President Gustavo Petro decreed a 23.8% increase in the minimum wage for 2026. The amount, which benefits 2.4 million employees in the country, remains at 2 million pesos per month, including transportation assistance for 249,095 pesos. A much greater increase than in 2022, 2023 and 2024, where it increased by 13%, 9% and 5% respectively. President Gustavo Petro made the announcement on Monday, explaining that this year’s increase “was carried out based on international living wage standards,” he said in a pre-recorded speech.
“The salary or family living income is not individual, because workers in general do not live alone,” said the president in his speech, accompanied by his Minister of Labor, Antonio Sanguino, and his youngest daughter, Antonella Petro. “A minimum wage that guarantees the family the bare minimum,” he added, which implies “reproducing with dignity.” The president says he has sought a formula for a family of three to four people, with one or two workers on average. Thus, he adds, he calculated with his minister the figure of two million. This is a figure much higher than what the country’s unions demanded, which was 16%.
From the point of view of the business world, Andi published in The inflationary risk indeed constitutes the most worrying context in the short term. Bancolombia expects inflation to end 2026 at 5%, outside the target range for the sixth consecutive year, and warns that each additional point of the minimum wage on inflation and productivity adds 0.06 points to price increases (CPI). But the adjustment has already been made and at the beginning of the year, the indexation of minimum prices in sectors such as services and rental is expected.
Just seven months after leaving presidential power, this is the last increase Petro will be able to decree with his signature, before the mid-year elections.
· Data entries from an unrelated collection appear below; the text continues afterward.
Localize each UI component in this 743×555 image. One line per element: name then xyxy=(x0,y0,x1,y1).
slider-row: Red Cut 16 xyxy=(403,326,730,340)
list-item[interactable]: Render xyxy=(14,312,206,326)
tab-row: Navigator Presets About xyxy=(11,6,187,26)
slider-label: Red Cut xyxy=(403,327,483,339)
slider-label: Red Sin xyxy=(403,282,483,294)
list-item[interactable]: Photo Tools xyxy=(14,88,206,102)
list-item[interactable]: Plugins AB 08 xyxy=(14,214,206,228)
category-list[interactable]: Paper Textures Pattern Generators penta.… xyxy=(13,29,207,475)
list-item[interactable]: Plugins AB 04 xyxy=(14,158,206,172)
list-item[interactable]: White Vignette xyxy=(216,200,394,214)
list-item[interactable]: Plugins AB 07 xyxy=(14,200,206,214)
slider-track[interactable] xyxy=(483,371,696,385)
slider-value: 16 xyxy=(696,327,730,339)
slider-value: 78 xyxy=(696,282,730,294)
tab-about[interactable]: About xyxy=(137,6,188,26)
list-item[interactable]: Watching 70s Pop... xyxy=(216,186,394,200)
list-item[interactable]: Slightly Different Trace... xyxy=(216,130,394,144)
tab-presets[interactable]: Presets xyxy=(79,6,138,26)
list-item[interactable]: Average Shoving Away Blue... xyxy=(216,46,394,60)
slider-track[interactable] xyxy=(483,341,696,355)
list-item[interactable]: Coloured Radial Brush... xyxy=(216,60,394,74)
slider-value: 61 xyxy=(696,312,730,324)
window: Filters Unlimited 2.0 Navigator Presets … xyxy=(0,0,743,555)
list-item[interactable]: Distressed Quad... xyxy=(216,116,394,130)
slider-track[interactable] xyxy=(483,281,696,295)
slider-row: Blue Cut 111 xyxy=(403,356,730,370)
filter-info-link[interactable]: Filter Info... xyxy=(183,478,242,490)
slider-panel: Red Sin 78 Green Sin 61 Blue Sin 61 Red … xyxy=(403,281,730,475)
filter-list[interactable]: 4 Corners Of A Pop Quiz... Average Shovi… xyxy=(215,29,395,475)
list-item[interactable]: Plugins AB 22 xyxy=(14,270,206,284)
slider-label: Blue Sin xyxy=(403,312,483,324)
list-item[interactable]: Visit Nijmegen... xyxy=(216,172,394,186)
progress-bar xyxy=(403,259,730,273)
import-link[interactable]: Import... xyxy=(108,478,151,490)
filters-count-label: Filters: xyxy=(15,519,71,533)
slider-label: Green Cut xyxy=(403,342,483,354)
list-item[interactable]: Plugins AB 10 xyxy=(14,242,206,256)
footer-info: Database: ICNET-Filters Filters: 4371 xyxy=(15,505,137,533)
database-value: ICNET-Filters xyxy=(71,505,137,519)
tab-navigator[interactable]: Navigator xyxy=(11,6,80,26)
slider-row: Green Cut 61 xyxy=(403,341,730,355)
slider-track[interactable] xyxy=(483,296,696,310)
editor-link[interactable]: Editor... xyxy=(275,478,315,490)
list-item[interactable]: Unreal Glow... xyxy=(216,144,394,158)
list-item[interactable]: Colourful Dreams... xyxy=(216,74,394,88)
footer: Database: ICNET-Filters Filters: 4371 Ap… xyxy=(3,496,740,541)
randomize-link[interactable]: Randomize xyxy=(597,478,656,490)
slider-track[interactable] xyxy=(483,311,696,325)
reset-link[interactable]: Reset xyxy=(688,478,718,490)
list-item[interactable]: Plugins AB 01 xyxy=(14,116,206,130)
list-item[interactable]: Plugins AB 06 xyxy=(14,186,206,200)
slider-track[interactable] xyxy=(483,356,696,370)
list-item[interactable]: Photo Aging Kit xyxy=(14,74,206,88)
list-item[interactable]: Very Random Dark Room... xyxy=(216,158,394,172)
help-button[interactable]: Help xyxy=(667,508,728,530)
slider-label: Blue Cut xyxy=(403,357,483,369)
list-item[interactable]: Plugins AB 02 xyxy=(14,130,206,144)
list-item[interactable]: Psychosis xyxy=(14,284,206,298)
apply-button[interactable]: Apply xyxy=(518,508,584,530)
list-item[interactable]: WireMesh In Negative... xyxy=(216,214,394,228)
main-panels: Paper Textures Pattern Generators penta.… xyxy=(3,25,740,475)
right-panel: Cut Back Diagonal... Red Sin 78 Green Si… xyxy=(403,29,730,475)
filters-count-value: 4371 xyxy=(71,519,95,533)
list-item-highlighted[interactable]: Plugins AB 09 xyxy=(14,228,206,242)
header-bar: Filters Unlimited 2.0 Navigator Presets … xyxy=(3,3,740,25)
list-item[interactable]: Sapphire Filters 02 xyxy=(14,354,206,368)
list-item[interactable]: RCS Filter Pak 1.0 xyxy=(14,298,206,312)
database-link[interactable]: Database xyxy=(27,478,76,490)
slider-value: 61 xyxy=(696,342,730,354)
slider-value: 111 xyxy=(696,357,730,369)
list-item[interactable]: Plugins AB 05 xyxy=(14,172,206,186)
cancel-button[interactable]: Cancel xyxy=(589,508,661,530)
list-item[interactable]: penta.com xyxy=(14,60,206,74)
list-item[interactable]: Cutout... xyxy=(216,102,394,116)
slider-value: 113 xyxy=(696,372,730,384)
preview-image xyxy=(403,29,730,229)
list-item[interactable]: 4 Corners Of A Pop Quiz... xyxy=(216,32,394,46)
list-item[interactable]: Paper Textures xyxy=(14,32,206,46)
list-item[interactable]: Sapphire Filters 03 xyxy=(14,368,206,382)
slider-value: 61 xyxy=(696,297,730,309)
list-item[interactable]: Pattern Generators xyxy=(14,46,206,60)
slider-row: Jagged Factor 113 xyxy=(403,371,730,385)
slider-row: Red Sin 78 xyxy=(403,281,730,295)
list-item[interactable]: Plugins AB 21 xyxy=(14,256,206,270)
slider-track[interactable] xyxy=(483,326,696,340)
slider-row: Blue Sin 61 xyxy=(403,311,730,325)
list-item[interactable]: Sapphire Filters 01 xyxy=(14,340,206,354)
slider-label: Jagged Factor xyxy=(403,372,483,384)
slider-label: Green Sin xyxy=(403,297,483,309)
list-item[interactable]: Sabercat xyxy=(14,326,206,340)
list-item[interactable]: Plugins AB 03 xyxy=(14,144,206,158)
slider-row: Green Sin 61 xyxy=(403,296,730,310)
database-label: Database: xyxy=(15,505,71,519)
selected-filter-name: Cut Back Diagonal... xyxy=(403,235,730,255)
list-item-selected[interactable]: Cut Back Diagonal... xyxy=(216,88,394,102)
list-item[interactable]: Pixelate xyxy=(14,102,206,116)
This increase comes by decree after the failure of the tripartite dialogue which ended without agreement on December 15. The decision, presented as an act of social justice by the president, comes at a time when the economy is evolving between two opposing forces: the political necessity to protect purchasing power and the technical urgency to contain inflation and preserve fiscal stability. “This will increase employment because demand is increasing and therefore there will be more business,” Petro concluded his speech.
This scene does not occur in a vacuum and occurs as the Bank of the Republic maintains a contractionary policy to curb inflation, which remains stable at around 5%, or two percentage points above the target. Today, the monetary policy rate is 9.25%, and various analysts have warned that the tightness could reach more than 10% in 2026 if growing pressures intensify. A Bancolombia report shows that raising the minimum wage well above inflation and productivity would force the issuer to keep rates high for longer, delaying cuts and making credit more expensive for households and businesses.
Tension between the government and the central bank intensifies with the announcement of the new minimum wage. The attacks have been constant throughout the year and at the last meeting of 2025, the Minister of Finance, Germán Ávila (who sits on the Council that decides monetary policy), denied the reasoning of the director of the issuer, Leonardo Villar, to stick to the rate in force since April. During the press conference, in which Ávila also unexpectedly announced that she would declare a state of economic emergency, Villar looked very uncomfortable. But the Bank maintains its independence at a time when international markets are looking for signs of credibility amid strong budgetary pressure.
The economic analysis center ANIF agrees and warns that excessive real increases in the social minimum generate pressures in education, health, transport and personal care, sectors that are labor intensive. Recent experience confirms this: since 2015, the minimum wage has consistently increased above inflation and productivity, and this gap translates into higher prices and lowered expectations. The effect is not immediate, but it accumulates and, in the long term, erodes the very purchasing power it seeks to protect.
Added to this equation is the very compromised budgetary front. Bancolombia forecasts a national central government deficit of 6.5% of GDP in 2026 and a public debt of 63.4%. The increase in the social minimum adds pressure on public salaries and interest payments, in a year marked by budget delays and spending rigidities. The State not only faces higher labor costs, but must finance it in a market where the TES curve remains high, which makes emissions more expensive and prolongs the fragility of budgetary accounts. Everything is happening while the debt management strategy of Javier Cuéllar, director of Public Credit, tries to contain the deterioration, but with a margin that shrinks with each decision that increases structural spending.
The job market, with unemployment rates at historic lows, is not without risk either. Bancolombia predicts that the unemployment rate will remain in the single digits, around 9%, and that informality will represent around 55% of the labor market. ANIF warns that the gradual reduction of the working day – after the approval this year of the labor reform – is already making the hour worked more expensive; and that adding a sharp increase in the minimum raises the threshold for entry into formality, leading businesses towards informality. Sectors such as trade, accommodation and food, which are labor intensive and dependent on demand, are most exposed to this cost shock.
The decree is celebrated by many workers, but the market and issuer will read it with caution. Today’s high minimum wage may lead to more inflation tomorrow. The question is whether the country will be able to maintain the balance between immediate well-being and macroeconomic stability, in a scenario where each additional point of increase becomes a challenge to the monetary policy, fiscal discipline and economic credibility of the coffee-producing country.